Империя отняла у него отца. Теперь дочь Императора, его кровь и плоть, своим равнодушием отняла у него мать. И даже не удосужилась заметить этого, не увидела в нем сына погибшей женщины. Он был для нее пустым местом, частью неприятного пейзажа.
И тогда, на окровавленных камнях, держа за руку самое дорогое, что у него было, он дал себе клятву. Клятву мести. Страшной, неизбежной, единоличной мести.
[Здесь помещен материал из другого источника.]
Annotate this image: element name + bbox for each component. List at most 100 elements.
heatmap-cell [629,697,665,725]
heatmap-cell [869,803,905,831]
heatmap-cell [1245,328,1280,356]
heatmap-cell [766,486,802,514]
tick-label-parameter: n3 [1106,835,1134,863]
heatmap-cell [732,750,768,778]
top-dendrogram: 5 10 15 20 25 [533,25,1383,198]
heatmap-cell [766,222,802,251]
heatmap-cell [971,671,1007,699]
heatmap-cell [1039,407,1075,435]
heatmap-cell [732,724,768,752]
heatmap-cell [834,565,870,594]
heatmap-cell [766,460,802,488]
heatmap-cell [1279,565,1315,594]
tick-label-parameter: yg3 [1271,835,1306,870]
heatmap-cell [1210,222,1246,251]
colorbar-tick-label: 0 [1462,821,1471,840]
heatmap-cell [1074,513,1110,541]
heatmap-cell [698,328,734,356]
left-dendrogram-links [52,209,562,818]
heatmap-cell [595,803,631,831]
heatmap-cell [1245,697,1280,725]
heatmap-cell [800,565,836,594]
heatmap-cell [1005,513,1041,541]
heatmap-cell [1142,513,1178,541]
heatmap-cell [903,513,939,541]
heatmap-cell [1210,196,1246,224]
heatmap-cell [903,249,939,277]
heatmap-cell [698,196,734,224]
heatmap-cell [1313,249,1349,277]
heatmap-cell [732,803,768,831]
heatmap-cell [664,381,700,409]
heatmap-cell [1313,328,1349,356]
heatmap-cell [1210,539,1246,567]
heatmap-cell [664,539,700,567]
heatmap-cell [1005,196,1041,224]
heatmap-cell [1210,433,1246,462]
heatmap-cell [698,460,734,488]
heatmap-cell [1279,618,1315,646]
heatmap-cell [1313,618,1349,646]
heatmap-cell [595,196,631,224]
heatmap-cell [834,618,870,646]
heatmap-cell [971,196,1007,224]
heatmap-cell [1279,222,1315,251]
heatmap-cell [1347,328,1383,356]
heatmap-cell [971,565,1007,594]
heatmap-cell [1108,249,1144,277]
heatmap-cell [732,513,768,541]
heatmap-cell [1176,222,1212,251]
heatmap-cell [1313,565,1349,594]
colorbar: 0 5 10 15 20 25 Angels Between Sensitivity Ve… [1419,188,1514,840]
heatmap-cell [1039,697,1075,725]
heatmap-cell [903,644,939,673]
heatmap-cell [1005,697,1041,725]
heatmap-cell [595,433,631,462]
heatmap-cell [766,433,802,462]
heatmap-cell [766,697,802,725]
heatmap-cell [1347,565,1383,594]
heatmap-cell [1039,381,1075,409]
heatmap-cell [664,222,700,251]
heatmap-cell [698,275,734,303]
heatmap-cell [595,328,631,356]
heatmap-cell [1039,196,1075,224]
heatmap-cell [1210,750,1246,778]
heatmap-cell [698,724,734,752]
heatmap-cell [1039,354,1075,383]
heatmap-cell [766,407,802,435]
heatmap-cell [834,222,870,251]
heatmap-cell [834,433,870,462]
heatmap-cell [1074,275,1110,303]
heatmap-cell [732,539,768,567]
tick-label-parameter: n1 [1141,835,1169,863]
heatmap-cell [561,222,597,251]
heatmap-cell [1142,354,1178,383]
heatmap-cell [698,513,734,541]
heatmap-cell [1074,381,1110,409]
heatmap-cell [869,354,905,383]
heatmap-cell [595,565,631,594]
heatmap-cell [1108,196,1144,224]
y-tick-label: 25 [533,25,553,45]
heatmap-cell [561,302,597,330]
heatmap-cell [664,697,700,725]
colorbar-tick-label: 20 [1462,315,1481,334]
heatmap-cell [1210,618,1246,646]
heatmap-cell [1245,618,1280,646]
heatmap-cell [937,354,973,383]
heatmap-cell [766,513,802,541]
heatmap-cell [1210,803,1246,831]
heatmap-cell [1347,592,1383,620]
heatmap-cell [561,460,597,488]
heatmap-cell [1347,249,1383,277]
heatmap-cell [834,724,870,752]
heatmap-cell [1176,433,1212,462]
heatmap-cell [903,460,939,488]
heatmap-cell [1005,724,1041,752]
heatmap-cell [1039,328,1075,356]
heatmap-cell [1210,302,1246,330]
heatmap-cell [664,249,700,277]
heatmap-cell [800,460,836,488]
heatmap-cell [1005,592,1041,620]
Почему именно Тан Лань? Потому что она — живое, дышащее воплощение всего зла этой системы. Её хладнокровие, её брезгливость показали ему с предельной ясностью, что у этих людей нет сердца, нет совести, нет ничего человеческого. Их нельзя свергнуть, им нельзя доказать свою правоту словами. Их можно только уничтожить. С корнем. И он начнёт с той, чьё равнодушие стало для него последней каплей, переполнившей чашу терпения. Она, скорее всего, даже не помнит этого инцидента. Для неё это был всего лишь пустяк, мелкая неприятность в череде дней. Для него — это был конец света. И он устроит конец света для нее.
Примечание.
Тан Мэйлинь (кит. 谭美琳) — Прекрасная Нефритовая Нефритовая Орхидея
Лу Синь (кит. 鲁迅) — Простой и стремительный
Цуй Хуа (кит. 翠花) — Изумрудный Цветок.
Глава 4
…Тогда.
Воздух на рынке был густым и липким, пах спелыми фруктами, жареным мясом и потом. А потом в него врезался резкий, медный запах крови и сладковатый дух пролитого растительного масла. Его мать лежала на грязном, залитом нечистотами камне мостовой, её хрупкое, изможденное трудом тело было неестественно вывернуто, сломано тяжёлым, узорчатым колесом императорской кареты. И над этим всем, прорезая гул толпы, прозвучал тот самый голос. Ледяной, резкий, полный неподдельного раздражения, будто её побеспокоили из-за разлитого чая, а не из-за раздавленного человека:
«Что за старуха бросилась под колёса? Испачкала всю мою повозку. Уберите это немедленно.»
В тот миг мир для Лу Синя не просто перевернулся или рассыпался. Он сгорел дотла. Остался лишь пепел, горький и едкий, навсегда осевший у него на языке, въевшийся в легкие. Всё, что осталось в образовавшейся пустоте, — это холодная, кристально чистая, абсолютная ненависть. Она стала его дыханием, его пульсом, единственной причиной, по которой его сердце всё ещё билось, выталкивая черную кровь по венам. Она была его мантией и его крестом.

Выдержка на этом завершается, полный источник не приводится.